Voilà comment Maxwell et Meursault se retrouvèrent avec un homme d’une quarantaine d’année au front dégarni dans un ascenseur pour un voyage long de cinq étages. Bien évidemment ce dernier ne semblait pas vouloir s’en tenir aux échanges de politesse de base et expliqua, non sans une certaine fierté dans la voix, que son fils avait réussi son année scolaire. Et on se demandait pourquoi il préférait les escaliers. Le médecin passa une main sur son visage et commença à compter dans son esprit. Il faisait de grands efforts ces derniers temps pour ne pas être désagréable mais, la vie continuait de le tester. Enfermé dans un ascenseur définitivement trop lent avec un idiot qui lui parlait de sa progéniture idiote alors qu’il voulait simplement discuter avec un beau français, sa patience approchait sa limite. Résultat, il n’avait pas eu le temps d’arriver jusqu’à dix qu’il lâcha sur un ton très sec :

« Je m’en contrefiche. Ta vie n’intéresse ni moi ni personne et ça ne changera jamais donc, arrête de parler »

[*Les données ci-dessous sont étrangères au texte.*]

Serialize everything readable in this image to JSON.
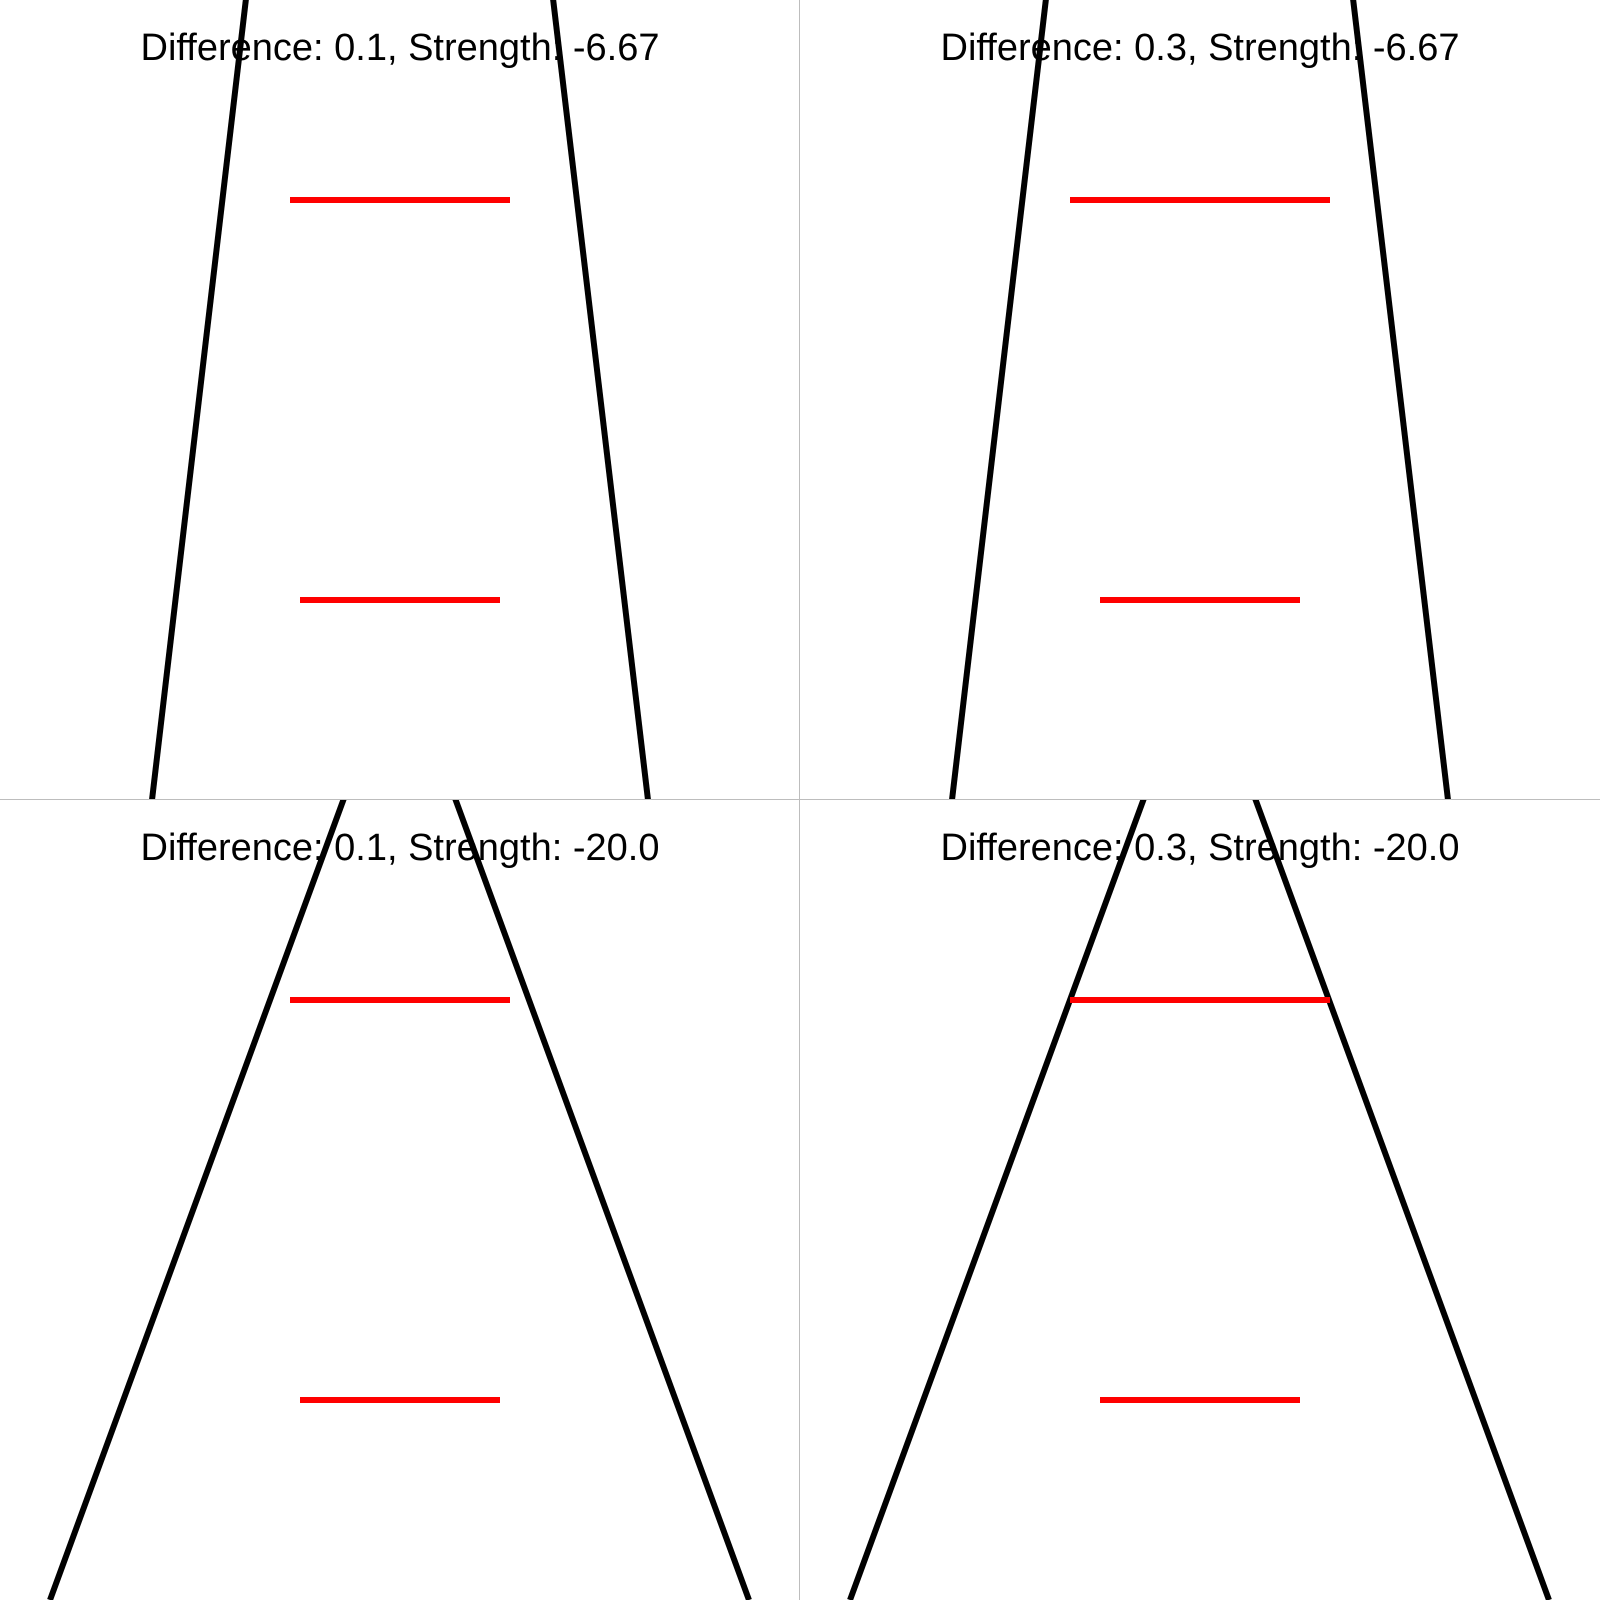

C’était un peu brutal. A sa défense, cet homme avait osé lui parler du beau temps hier matin. Les gens manquaient vraiment d’intérêt dans cette ville. Il avait ponctué sa coupure d’un sourire qui pouvais se traduire par « ferme ta gueule maintenant ». Sa patience était donc inférieure à dix secondes. Il se souviendrait toujours de cette fois où il avait tenu une minute. La réplique qu’il avait sortie après cette minute glorieuse était rentrée dans les annales. Quoi qu’il en soit, son interlocuteur semblait choqué d’un tel affront. Les portes s’ouvrirent alors qu’il disait au médecin combien il était malpoli. Ce dernier se retourna vers lui et avec un sourire toujours aussi faux, il répondit :

« Peut-être … Mais, il fallait que quelqu’un te le dise. Et ton fils est aussi brillant qu’un poulet décapité, ne te fais pas trop d’illusions »

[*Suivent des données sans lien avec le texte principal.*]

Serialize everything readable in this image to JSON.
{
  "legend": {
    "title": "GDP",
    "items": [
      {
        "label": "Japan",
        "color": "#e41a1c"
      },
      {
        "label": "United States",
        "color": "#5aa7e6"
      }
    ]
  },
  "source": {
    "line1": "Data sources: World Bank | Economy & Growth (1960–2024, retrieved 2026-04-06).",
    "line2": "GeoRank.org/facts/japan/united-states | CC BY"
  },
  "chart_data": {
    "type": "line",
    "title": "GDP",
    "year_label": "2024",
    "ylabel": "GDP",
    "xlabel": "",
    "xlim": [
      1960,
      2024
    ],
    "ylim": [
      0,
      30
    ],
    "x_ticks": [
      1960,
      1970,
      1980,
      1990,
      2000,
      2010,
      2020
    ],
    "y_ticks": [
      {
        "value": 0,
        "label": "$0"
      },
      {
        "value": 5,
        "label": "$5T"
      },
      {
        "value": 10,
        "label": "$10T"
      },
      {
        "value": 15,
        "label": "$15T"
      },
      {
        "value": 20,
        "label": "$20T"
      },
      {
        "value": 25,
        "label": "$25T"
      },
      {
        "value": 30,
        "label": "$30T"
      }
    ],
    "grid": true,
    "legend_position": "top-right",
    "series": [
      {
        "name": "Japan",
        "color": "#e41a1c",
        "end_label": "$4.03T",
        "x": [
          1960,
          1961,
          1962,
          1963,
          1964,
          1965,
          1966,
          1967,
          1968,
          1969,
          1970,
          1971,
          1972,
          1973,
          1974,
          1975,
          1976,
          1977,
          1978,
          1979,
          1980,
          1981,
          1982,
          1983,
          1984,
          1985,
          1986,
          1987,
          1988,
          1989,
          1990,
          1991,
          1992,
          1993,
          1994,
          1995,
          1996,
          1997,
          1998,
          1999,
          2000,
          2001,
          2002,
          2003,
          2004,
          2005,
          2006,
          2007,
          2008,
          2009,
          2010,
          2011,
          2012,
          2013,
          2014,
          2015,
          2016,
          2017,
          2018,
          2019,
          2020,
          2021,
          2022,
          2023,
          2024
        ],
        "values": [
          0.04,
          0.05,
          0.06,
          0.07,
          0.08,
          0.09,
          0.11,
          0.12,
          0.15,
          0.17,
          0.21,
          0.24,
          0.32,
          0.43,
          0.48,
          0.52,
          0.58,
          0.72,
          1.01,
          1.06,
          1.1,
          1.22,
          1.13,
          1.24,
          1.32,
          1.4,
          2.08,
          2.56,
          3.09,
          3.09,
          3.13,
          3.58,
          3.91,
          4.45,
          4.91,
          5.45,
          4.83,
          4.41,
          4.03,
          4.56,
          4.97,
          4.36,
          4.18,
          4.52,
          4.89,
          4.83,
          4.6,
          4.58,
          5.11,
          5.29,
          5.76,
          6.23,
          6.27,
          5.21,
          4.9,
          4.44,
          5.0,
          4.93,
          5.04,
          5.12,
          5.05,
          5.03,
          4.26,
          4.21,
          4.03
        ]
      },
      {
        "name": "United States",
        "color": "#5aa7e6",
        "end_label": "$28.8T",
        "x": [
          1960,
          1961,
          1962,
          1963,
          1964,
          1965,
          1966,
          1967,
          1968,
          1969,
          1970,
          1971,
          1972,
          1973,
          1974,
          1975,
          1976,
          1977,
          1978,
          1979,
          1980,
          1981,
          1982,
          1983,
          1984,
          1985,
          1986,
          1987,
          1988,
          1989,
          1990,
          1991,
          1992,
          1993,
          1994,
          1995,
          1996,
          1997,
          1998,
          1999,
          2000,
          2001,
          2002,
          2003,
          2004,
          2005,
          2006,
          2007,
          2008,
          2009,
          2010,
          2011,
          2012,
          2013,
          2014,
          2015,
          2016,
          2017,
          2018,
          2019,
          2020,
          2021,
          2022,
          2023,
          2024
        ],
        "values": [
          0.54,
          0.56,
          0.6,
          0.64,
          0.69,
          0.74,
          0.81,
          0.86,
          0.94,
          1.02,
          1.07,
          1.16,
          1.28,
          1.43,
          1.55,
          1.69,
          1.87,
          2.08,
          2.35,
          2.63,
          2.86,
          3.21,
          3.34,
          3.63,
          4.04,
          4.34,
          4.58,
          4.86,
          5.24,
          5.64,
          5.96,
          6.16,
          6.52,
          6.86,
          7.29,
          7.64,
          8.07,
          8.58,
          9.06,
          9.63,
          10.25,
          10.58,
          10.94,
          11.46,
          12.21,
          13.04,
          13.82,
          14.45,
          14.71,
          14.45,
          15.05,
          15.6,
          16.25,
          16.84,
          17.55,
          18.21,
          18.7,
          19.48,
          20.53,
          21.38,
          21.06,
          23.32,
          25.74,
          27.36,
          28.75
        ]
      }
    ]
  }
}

L'image avait le mérite d'être très parlante et directe. Heureusement, les portes de l’ascenseur se fermèrent pour éviter un conflit de voisinage. Dans l’esprit de Maxwell, il n’avait fait que lui rendre service en lui ouvrant les yeux sur la déception que représentait sa descendance. Neuf mois pour ça … Après, les chiens ne font pas des chats. Sans accorder plus d’importance à cette altercation, il ouvrit la porte de son appartement et alluma la lumière.

« Fais comme chez toi »

L’entrée donnait directement sur le salon. Un canapé en cuir était disposé face à un écran plat, de l’autre côté la cuisine ouverte semblait dominer l’espace de vie. La pièce était rangée et pour la première fois entièrement débarrassée des cartons de déménagement. Le médecin posa la pizza sur sa table avant d’enlever sa veste et se diriger vers le frigo en allumant le four au passage.

« Tu veux boire quelque chose ? »

Super première impression, bravo Maxwell.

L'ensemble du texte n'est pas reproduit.